Question

How do I prove that the function y=sqrt(2x+3) is only continuous past -1.5 with limits?

Answer 1

sqroot should not be negative

Answer 2

I need to prove it with limits

Answer 3

take the limit of that function at x=-3/2
from both sides! if the limit exist and have a value then the function must be continues past -1.5

Answer 4

So I have to plug in numbers really close to -1.5 on both sides?

Answer 5

to show what im saying here
\[\lim_{x \rightarrow \frac{-3^-}{2}}\sqrt{2x+3}=\lim_{x \rightarrow \frac{-3^+}{2}}\sqrt{2x+3}\]

Answer 6

we must show that this exist and true!

Answer 7

well that's one way of thinking about it^_^

Answer 8

Would I say that the limit approaching from the left is undefined or DNE?

Answer 9

open study is going crazy lol

Answer 10

what?

Answer 11

well check the limit and see! why would it be undefined?

Answer 12

to me it is tending to some value?

Answer 13

Because the function doesn't exist before (-1.5,0)

Answer 14

but it is going towards some value even if there nothing before that point

Answer 15

So I do not have to take the left hand limit because the function does not exist past -1.5?

Answer 16

yeah! the function needs not the part from the left!

Answer 17

Ok.
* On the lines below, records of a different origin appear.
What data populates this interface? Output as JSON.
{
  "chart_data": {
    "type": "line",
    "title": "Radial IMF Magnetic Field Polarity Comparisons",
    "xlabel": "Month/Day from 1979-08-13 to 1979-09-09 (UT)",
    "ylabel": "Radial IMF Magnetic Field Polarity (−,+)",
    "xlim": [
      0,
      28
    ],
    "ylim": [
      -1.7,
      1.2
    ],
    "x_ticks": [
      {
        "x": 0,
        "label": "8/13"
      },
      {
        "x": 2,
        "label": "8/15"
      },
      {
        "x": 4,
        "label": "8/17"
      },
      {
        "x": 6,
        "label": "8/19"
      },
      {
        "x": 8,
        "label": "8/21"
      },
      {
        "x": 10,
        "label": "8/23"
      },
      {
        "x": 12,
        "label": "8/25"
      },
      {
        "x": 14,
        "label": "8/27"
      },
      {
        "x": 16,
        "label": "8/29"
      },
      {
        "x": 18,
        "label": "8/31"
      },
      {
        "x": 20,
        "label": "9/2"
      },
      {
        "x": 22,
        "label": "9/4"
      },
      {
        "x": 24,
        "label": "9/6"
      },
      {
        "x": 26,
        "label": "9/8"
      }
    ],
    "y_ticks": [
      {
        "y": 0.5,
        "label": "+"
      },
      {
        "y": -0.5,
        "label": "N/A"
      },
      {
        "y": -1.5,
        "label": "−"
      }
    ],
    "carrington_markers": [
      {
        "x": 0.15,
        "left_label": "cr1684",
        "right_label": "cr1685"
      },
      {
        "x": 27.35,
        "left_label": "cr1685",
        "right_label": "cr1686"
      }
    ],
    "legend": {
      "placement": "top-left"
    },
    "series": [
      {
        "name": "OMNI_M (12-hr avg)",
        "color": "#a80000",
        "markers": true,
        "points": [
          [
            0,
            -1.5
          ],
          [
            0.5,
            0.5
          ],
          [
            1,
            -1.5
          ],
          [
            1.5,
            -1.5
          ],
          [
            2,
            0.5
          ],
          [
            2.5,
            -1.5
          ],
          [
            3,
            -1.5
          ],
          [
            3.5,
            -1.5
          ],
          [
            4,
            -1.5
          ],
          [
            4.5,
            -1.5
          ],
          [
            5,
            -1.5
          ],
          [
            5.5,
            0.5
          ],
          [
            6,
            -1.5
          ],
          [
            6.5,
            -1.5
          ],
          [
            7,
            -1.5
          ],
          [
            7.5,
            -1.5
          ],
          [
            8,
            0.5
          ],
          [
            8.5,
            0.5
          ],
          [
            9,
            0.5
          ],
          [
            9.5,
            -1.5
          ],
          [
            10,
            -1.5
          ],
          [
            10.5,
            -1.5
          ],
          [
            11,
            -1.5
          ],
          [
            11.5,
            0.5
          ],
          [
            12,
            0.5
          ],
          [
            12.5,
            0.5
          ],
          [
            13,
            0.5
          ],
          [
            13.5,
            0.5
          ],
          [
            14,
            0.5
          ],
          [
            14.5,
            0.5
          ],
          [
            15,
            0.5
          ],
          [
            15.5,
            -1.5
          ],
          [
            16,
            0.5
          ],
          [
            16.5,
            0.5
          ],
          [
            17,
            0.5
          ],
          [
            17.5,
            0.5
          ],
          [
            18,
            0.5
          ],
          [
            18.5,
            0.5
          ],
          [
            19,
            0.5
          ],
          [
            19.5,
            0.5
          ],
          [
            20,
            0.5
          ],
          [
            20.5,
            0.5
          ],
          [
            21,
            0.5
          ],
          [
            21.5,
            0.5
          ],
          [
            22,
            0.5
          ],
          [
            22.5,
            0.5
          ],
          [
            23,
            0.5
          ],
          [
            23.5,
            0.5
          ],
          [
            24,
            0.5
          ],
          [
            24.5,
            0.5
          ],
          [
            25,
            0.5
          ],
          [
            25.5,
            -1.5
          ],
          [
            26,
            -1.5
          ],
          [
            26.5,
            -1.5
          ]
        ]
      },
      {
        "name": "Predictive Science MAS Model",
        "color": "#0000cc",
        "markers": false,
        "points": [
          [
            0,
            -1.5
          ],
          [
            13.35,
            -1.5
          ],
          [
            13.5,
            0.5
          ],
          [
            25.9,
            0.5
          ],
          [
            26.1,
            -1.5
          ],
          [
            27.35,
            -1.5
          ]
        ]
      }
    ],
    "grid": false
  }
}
So I only take the right limit?

Answer 18

yes! your function will be continuos from x>=-3/2 other than that
the function doesn't exist

Answer 19

Ok. So I don't need to prove that it doesn't exist below that? I can just state that?

Answer 20

you could state the function is defined only in the interval x>=-3/2
domain of f
and therefore limit from below doesn't exist

Answer 21

Oh ok. Thanks!

Answer 22

yw!